The Kiwis may be missing nine senior players as they prepare for next week’s test in France, but as one of the multiple journalists who flew up from the Land of the Long White Cloud pointed out, “I have never known an All Blacks side to have so much strength in depth.”

It was a point not lost on Goromaru.

“If we play like normal then we will lose,” said Japan’s place kicker. “Eddie wants us to play an attacking game and we need to play rugby that only Japan can play. We are confident we can win and have prepared well. If you asked 100 people back in June how many thought we would beat Wales, 100 would have said no. We have confidence from that game and have belief in the possibility we can win tomorrow.”

The last time the two sides played was at the 2011 Rugby World Cup, when New Zealand ran out 83-7 winners.

The Brave Blossoms’ try scorer that day was Hirotoki Onozawa, and although Japan’s most capped player with 81 tests will miss Saturday’s game, having only just returned from injury, he still had an important role to play.
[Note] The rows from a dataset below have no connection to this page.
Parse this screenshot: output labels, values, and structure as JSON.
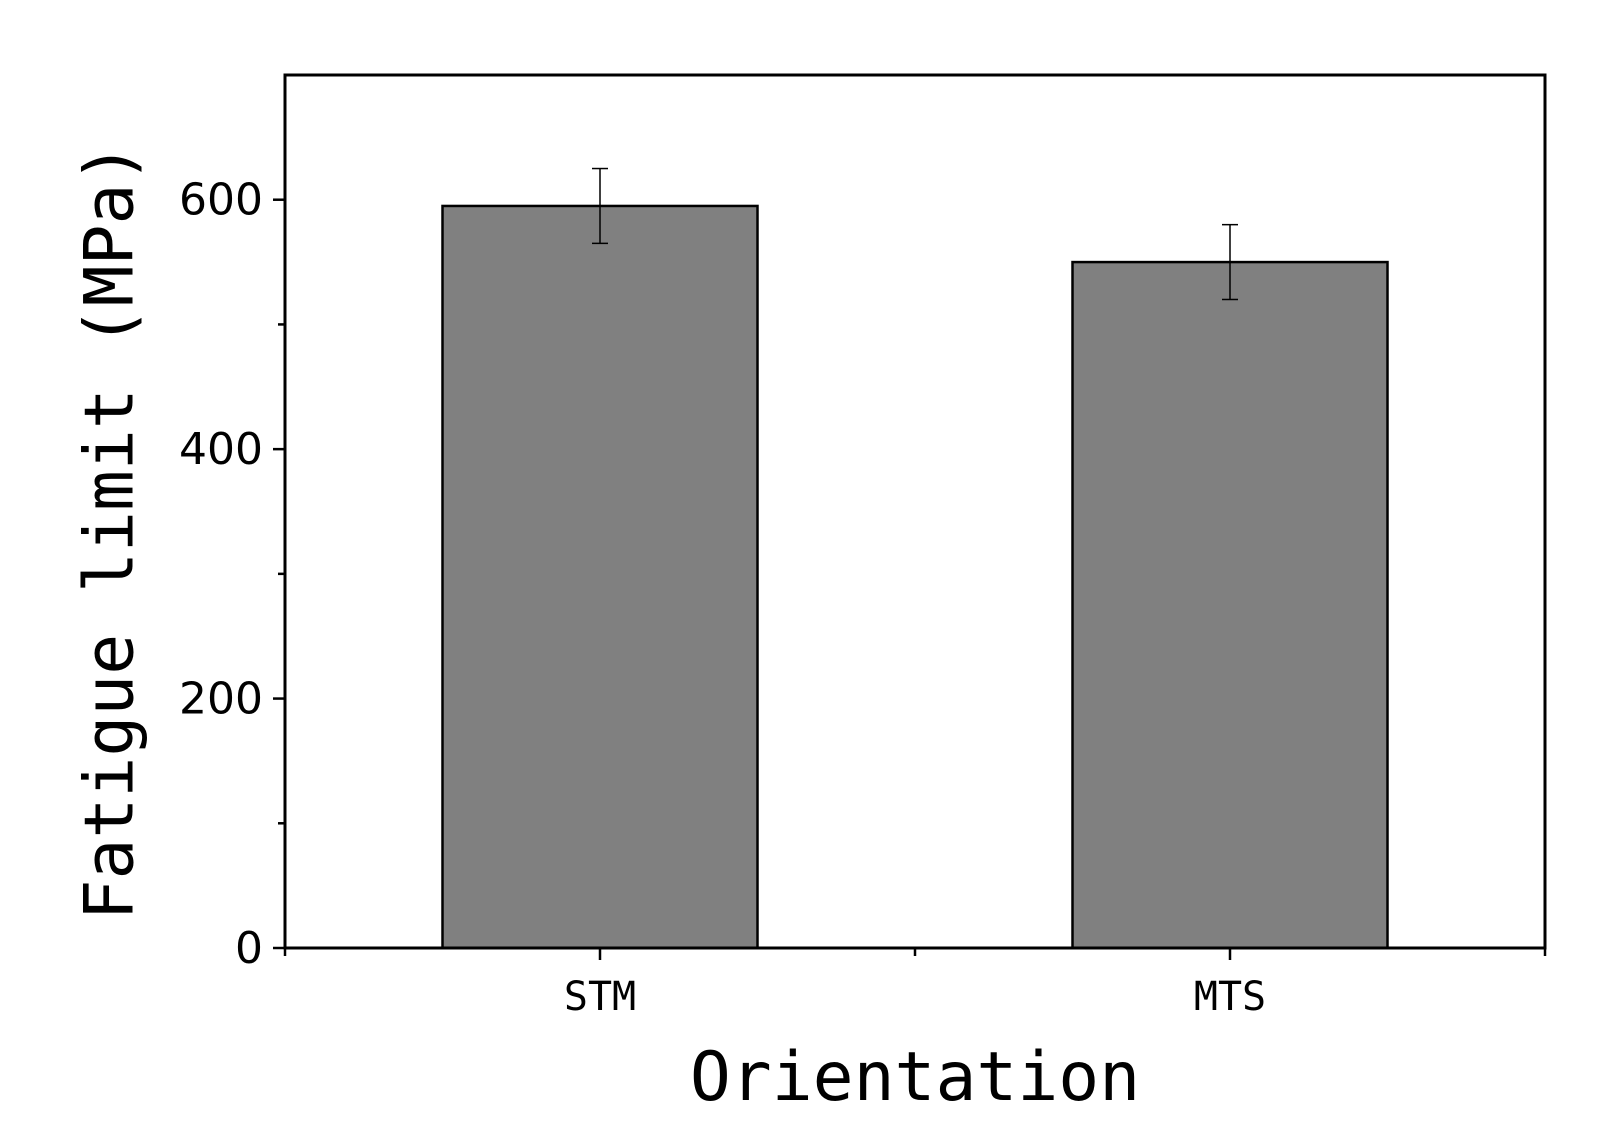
{
  "chart_data": {
    "type": "bar",
    "title": "",
    "xlabel": "Orientation",
    "ylabel": "Fatigue limit (MPa)",
    "categories": [
      "STM",
      "MTS"
    ],
    "values": [
      595,
      550
    ],
    "errors": [
      30,
      30
    ],
    "ylim": [
      0,
      700
    ],
    "yticks": [
      0,
      200,
      400,
      600
    ],
    "yticks_minor": [
      100,
      300,
      500
    ],
    "grid": false,
    "legend": "none",
    "bar_color": "#808080",
    "edge_color": "#000000"
  }
}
Onozawa handed out the match-day jerseys to the 23 men chosen by interim coach Scott Wisemantel and had a few words of advice for the squad.

“I could tell he really wanted to play,” said Goromaru. “He reminded us we hadn’t played well against New Zealand at the last World Cup and told us how important tomorrow is.”

McCaw glad to be back


All Blacks captain Richie McCaw said he is looking forward to Saturday’s test with Japan and hopefully putting aside his recent spate of injuries.

“I’m pretty excited about playing. It’s been a while,” he said following New Zealand’s final training run ahead of the game at the Prince Chichibu Memorial Rugby Ground.

McCaw, who will line up in the unfamiliar position of No. 8, and flyhalf Dan Carter have both been included in the starting XV as coach Steve Hansen looks to give the veteran pair some much-needed playing time ahead of the European leg of the tour that sees the All Blacks take on France, England and Ireland.

“Speaking on behalf of Dan Carter, it will be good to get on the field and get some footy under our belts,” said McCaw, who will be winning his 121st cap.

McCaw leads a relatively inexperienced side, but he said the new faces have settled in well and he is expecting them to produce a good performance.

“We can’t afford, just because we’ve got a few changes, to let our standards drop. It’s key we have a performance that’s as good as, if not better, than where we’ve been,” he said.

That previous performance resulted in a 41-33 win over Australia two weeks ago, though this is a very different New Zealand side with Hansen making 14 changes.

“When you’ve got four guys playing their first game and a few who haven’t had a crack for a while, there’s some good excitement,” McCaw said.

Though he warned his side to not take the hosts lightly. “It’s a different challenge playing Japan. I’m sure the pace of the game will be up but we’ve got to be careful we don’t get frantic.”